First, again, I don't know what the poster means by "the real world" so I don't know what firm and clear notion there is of an injection from the set of real numbers into "the real world".
Also, the argument "There are no relevant experiments regarding surrounding aspects of the reals, therefore there is no such injection" requires the premise, "If there is such an injection, then there are relevant experiments regarding surrounding aspects of the reals". But how would we rule out that there could be an injection but no relevant experiments regarding surrounding aspects of the reals, or that there could be an injection but no known relevant experiments regarding surrounding aspects of the reals?
If the real numbers are instantiated in the real world — fishfry
The question was about an injection. What is the definition of "instantiated in the real world"? Does it just mean that there is the range of an injection from the set of real numbers?
If the real numbers are instantiated in the real world, then questions such as the axiom of choice and the Continuum hypothesis become subject to physical experiment. — fishfry
I don't know that that is the case. Moreover, cutting back to the question of an injection, I don't know that that the lack of someone thinking up an experiment would entail that there is no injection.
Moreover, would entertaining that there is an injection from the set of natural numbers N into the real world entail that there must be some experiment to conduct?

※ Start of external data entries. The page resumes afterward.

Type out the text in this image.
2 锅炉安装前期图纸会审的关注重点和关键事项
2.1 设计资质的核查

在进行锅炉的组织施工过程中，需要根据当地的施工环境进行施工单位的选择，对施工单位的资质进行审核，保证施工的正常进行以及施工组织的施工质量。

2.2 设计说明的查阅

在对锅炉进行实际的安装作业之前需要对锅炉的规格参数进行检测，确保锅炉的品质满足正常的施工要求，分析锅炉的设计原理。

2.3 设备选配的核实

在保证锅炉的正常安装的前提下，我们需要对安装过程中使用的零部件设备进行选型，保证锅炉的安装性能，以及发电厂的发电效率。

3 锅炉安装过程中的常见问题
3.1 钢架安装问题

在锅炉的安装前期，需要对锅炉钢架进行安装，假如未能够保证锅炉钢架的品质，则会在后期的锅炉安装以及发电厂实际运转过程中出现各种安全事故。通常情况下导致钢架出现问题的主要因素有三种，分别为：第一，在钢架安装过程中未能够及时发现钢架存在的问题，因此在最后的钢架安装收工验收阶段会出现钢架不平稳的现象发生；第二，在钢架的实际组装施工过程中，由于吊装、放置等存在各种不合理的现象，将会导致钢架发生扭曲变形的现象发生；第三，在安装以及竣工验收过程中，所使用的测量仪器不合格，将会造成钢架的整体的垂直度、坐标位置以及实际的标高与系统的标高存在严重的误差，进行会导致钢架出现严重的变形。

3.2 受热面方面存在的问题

no physics postdoc has ever applied for a grant to study such matters — fishfry
I don't know that that is true.
such questions are so far beyond experimental investigation as to be meaningless. — fishfry
That might be the case. Indeed, even the question alone of the existence of an injection from the set of real numbers into "the real world" doesn't seem to me to have, at least so far, been given a firm and clear meaning.
such questions are so far beyond experimental investigation as to be meaningless. — fishfry
That might be the case; I don't know. But I don't see that to entertain that there might be an injection entails that there must be an experiment to conduct. But again, the question of the existence of an injection from the set of real numbers into "the real world" doesn't seem to me to have, at least so far, been given a firm and clear meaning.
I wouldn't think that to entertain that there is an injection from the set of reals into the real world entails that there is a physical version of Banach-Tarski. But again, the notion of such an injection is not definite enough for me to have much of a view anyway (as well as I'm not prepared to discuss details of Banach-Tarski).
I surely don't have a strong opinion on the question of the existence of an injection from the set of real numbers into "the real world", but at least I would want to ponder whether the question is even even meaningful to either affirm or deny.